Obit watch: May 13, 2026.

Betty Broderick passed away last week. She was 78.

Some folks may remember this from the late 1980s. Ms. Broderick’s husband dumped her for a younger woman.

On Nov. 5, 1989, Ms. Broderick entered the home of her ex-husband, Daniel T. Broderick III, a prominent malpractice lawyer in San Diego, and Linda Kolkena Broderick, a former flight attendant who became his legal assistant and, while he was still married to Ms. Broderick, his lover, and shot them in bed with a .38-caliber pistol.
Ms. Broderick, then about to turn 42, immediately turned herself in to the police, and never denied firing the fatal shots at her former husband, 44, and his second wife, 28. But she denied committing murder, claiming in media interviews and in the courtroom to have been a victim of years of psychological abuse.

It was one of those minor sensations at the time.

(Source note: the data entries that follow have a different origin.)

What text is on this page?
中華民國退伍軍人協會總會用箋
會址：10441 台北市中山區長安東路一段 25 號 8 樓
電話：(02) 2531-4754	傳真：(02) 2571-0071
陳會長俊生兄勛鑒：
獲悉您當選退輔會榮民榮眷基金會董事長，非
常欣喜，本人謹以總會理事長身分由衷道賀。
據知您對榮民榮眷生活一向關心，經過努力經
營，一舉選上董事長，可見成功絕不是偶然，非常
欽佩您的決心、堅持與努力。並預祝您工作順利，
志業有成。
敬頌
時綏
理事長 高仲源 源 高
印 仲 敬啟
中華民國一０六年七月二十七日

Ms. Broderick spoke to magazines and newspapers before and after her trials, and twice appeared from prison on “The Oprah Winfrey Show,” angrily venting about her husband.
“He went off with the bimbo at 40, driving a red Corvette — haven’t we heard this before?” she told The Los Angeles Times three weeks after the killings.

At her first trial, mental health specialists called by both the prosecution and the defense testified that Ms. Broderick was narcissistic and histrionic. Melvin G. Goldzband, a psychiatrist who testified for the prosecution, refuted her claims of emotional abuse.
“She wanted not to be rejected,” he said, adding that she would have been angry even if her husband had agreed to an extravagant monthly support settlement.
“People extend battles because it’s the only form of the relationship that they have,” Dr. Goldzband said.
Ms. Broderick was sentenced in 1992 to the maximum possible term: 32 years to life in prison. She was twice denied parole.

Rex Reed, noted (and I kind of want to say “notorious”) movie critic.

His 1967 Times article on Michelangelo Antonioni — “If there is anything more excruciating than sitting through a Michelangelo Antonioni film, it’s sitting through a Michelangelo Antonioni interview” — led the Italian director to write a letter to the editor disputing Mr. Reed’s characterization of him. To Mr. Reed, Bette Midler was “a zaftig waif,” Peter Lawford a low-I.Q. “court jester” and Warren Beatty just plain insufferable.

An oft-quoted Reed takedown was his skewering of Barbra Streisand in 1966 after she kept him waiting longer than a David Lean epic. “Three-and-a-half hours late,” he wrote for The Times, “she plods into the room, falls into a chair with her legs spread out, tears open a basket of fruit, bites into a green banana and says to the reporters, ‘OK, you’ve got 20 minutes.’ ” What Ms. Streisand had to say about him later is best suited for impolite company.

He lived in the Dakota, one of New York City’s most prestigious buildings, in a two-bedroom apartment that he had bought in 1969 for $30,000. He even had a brief film career in the 1970s and ’80s, most notably in the gender-bending comedy “Myra Breckinridge,” where Mr. Reed played Myron, who was transitioning to Raquel Welch’s Myra. The movie was universally panned. It was so bad that Mr. Reed put it at the top of his own list of the 10 worst films of 1970.

When Marlee Matlin, who is deaf, won best actress at the 1987 Academy Awards for “Children of a Lesser God,” Mr. Reed wrote that she had benefited from a “pity vote.” Bizarrely, and wrongly, he insisted that Marisa Tomei did not really win the 1993 Oscar for best supporting actress for her role in “My Cousin Vinny” and that the presenter, Jack Palance, had read the wrong name. Mr. Reed once mixed up Benicio del Toro, a Puerto Rican actor, and Guillermo del Toro, a Mexican filmmaker, misspelling Benicio to boot.